What is crocodile oil?
The products of Repcillin range are based on Nile crocodile (Crocodylus niloticus) oil. The Convention on International Trade in Endangered Species of Wild Fauna and Flora (CITES) lists the Nile crocodile under Appendix II which means species are not threatened with extinction, but the collection, processing, domestic trading and exporting of all crocodile products must be controlled.
Giving nature a helping hand
Several projects have been started for breeding Nile crocodiles in captivity with the intention of restocking suitable rivers and lakes. Commercial crocodile farming is a facility that collects wild eggs, hatchlings and/or juveniles that have a low probability of surviving to adulthood, and growing them in captivity. A percentage of the crocodiles raised on commercial crocodile farm are used to restock wild habitats, and the remainder are used for skin and meat products. It is most important that the skin trade is carefully monitored so that only farm-bred animals are used for leather goods.
Any industry that relies on natural, raw materials for its products has an awareness of the supply chain from ‘cradle to grave’, and the importance of protective measures during each and every step. Therefore, a strong focus for Repcillin is the way Crocodile oil is sourced. In addition to using ethically sourced Crocodile oil that comes from CITES stringently monitored commercial crocodile farms, the company has adopted technological innovations that actually contribute to products produced in an environmentally and socially responsible way.
Crocodile oil is derived from the fat of a crocodile. Crocodile fat is a by-product of commercial farming and until very recently has been discarded. The fat from the crocodile is collected when the meat is trimmed and prepared and there is only 600g of fat available from a single crocodile. The fat is then sent for processing (called rendering) which involves heat treatment to break down the fat cells, pressure application and distillation in a centrifuge. This process produces a clear liquid with no residue or smell. All crocodile oil is tested by SABS.

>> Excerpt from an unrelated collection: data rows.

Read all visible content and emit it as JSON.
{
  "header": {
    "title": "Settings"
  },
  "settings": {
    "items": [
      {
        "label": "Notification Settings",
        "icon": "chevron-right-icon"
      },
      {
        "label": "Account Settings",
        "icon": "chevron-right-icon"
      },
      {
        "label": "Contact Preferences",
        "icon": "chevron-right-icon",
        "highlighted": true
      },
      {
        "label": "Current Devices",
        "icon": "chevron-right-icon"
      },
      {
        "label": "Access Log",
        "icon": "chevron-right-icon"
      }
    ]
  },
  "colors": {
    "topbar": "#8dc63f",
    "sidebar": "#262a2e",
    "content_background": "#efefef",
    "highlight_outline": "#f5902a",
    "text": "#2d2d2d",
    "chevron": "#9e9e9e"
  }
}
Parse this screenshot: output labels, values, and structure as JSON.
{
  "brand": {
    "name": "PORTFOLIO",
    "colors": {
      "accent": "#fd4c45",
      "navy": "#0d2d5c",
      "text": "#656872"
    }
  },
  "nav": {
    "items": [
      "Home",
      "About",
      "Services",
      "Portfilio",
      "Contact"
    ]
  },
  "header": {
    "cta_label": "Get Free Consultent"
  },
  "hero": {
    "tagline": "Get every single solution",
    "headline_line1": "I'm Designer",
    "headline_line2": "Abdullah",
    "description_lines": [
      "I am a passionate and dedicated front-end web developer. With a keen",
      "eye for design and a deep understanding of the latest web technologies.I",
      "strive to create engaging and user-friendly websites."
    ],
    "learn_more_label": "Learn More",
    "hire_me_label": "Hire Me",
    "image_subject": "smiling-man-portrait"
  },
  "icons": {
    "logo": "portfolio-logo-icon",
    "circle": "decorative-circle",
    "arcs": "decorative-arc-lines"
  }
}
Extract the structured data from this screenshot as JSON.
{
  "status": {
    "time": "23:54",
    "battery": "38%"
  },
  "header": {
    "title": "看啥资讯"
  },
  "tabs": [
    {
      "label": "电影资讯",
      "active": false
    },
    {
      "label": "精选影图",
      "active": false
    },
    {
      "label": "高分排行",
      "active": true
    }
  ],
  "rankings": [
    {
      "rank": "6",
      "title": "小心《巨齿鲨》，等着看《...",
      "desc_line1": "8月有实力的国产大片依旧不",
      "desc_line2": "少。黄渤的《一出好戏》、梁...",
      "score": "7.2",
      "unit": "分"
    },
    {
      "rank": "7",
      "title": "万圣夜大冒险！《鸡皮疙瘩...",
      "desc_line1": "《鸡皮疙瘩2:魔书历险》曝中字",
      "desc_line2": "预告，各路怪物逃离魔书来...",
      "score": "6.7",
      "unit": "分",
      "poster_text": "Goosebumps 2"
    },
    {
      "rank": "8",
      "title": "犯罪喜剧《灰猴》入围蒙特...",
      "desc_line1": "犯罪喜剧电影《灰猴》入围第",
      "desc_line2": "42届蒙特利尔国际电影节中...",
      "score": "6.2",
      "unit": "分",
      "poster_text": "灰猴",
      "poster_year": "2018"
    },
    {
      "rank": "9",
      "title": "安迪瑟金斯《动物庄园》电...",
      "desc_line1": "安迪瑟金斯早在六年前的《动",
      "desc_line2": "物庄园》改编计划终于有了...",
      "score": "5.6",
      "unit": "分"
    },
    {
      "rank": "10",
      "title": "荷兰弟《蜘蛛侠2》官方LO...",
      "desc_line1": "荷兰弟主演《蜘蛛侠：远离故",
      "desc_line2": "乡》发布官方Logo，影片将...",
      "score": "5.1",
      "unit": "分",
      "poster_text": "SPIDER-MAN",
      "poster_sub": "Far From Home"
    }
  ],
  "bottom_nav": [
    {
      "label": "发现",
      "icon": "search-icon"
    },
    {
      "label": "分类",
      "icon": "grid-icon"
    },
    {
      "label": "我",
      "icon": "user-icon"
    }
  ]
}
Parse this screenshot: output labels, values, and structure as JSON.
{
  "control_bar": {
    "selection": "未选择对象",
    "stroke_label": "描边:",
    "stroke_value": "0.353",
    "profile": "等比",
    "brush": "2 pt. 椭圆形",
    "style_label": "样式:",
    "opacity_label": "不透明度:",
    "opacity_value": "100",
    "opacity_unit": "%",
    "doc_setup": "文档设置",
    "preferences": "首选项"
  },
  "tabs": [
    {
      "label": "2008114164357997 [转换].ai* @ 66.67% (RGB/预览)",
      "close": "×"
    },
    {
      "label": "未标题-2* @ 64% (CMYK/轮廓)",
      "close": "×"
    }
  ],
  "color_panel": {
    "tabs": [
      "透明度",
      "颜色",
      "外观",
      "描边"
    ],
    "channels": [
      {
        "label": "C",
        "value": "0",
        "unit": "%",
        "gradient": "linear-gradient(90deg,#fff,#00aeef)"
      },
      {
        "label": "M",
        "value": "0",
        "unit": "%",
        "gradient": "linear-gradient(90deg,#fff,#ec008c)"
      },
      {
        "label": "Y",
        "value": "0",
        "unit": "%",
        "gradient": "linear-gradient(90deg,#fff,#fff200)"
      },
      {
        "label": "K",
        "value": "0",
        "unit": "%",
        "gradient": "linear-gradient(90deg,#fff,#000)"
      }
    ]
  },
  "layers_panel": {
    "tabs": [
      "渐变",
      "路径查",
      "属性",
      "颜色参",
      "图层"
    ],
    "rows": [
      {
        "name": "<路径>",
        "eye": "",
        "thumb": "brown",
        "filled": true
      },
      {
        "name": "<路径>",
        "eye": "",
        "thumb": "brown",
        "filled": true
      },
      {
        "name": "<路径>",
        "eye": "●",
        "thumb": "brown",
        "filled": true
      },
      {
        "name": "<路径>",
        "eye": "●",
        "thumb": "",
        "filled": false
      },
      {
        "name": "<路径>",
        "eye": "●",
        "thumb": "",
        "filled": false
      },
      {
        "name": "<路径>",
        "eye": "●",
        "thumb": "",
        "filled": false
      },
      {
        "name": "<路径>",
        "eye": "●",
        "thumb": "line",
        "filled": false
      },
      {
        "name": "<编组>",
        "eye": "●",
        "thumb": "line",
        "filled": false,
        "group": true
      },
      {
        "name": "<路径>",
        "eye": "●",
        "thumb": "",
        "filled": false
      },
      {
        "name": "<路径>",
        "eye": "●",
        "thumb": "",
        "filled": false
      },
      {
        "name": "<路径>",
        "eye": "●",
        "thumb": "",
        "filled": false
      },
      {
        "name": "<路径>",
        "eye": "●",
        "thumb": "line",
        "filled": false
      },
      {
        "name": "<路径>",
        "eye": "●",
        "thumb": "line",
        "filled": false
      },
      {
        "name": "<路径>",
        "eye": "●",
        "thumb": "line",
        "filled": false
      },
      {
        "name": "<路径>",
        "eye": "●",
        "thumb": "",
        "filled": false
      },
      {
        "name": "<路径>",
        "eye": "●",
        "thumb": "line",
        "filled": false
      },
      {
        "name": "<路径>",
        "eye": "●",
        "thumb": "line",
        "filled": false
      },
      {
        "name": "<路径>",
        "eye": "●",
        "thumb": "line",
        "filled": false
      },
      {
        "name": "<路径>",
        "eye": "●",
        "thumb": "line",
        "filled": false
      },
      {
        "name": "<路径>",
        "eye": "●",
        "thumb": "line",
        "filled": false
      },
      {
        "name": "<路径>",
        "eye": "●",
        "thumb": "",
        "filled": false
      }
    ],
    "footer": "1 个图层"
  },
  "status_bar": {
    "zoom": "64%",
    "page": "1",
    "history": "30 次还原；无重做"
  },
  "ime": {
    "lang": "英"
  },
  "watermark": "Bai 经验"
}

Modern research studies verify Nile Crocodile Oil as:
- Anti-inflammatory, with effects comparable to ibuprofen;
- Bacteriostatic, does not promote the growth of bacteria;
- Hypoallergenic, not known to cause skin irritation or have any side effects;
- Highly penetrating, non-greasy, absorbs without leaving a greasy feel;
- Non-comedogenic, does not clog pores.
Nile Crocodile Oil naturally contains:
- Vitamin E, a major antioxidant and healing agent;
- Vitamin A, a known skin repairer and antioxidant;
- Linoleic acid, which eases muscle aches and joint pain;
- Oleic acid, a proven skin cell regenerator, anti-wrinkle agent;
- Sapogens, proven skin softeners;
- Terpines, known antiseptics.
Nile Crocodile Oil contains natural anti-inflammatory and healing properties with a wide range of omega oils that are known to facilitate good health. It is considered a complete source of essential fatty acids. Essential Fatty Acids (EFA’s) are fats that humans cannot manufacture or synthesize. We must obtain them from our diet. Like vitamins and minerals they are essential to the body’s functions. Incredibly, this amazing oil contains Omega 3, 6, 9 essential fatty acids and is a powerful skin moisturizer and possesses strong anti-inflammatory properties.
Humans from the ancient times tend to utilize wild animals or insects in preparation of their traditional medicines for therapeutic purposes as they believed those wild animals and insects comprise of essential ingredients for the preparation of drugs. Crocodile (Crocodylus niloticus) oil which was traditionally used as treatment for ailments such as skin rashes, skin ulcers and cancer and in promoting wound healing, was justified by scientists to exert antifungal and antibacterial effect against Candida albicans, S. aureus and Klebsiella pneumoniae. Oleic, palmic and linoleic acid (18:2) were identified as the major components in crocodile oil. Medium chain fatty acid, lauric acid and its liposomal derivatives were evaluated and proven to give strong bactericidal activity against Propionibacterium acnes. Lauric acid and its liposomal derivatives were found to interact with P.acnes through fusion, but aggregation or adsorption. The compounds fused with the bacterial membrane and released active ingredients into the membrane. The effectiveness of lauric acid in inhibiting the bacterial growth especially Gram-positive bacteria was again demonstrated in Enterococcae. Short chain fatty acid, caprylic acid (8:0), was a potent antimicrobial against coliforms (Gram-negative).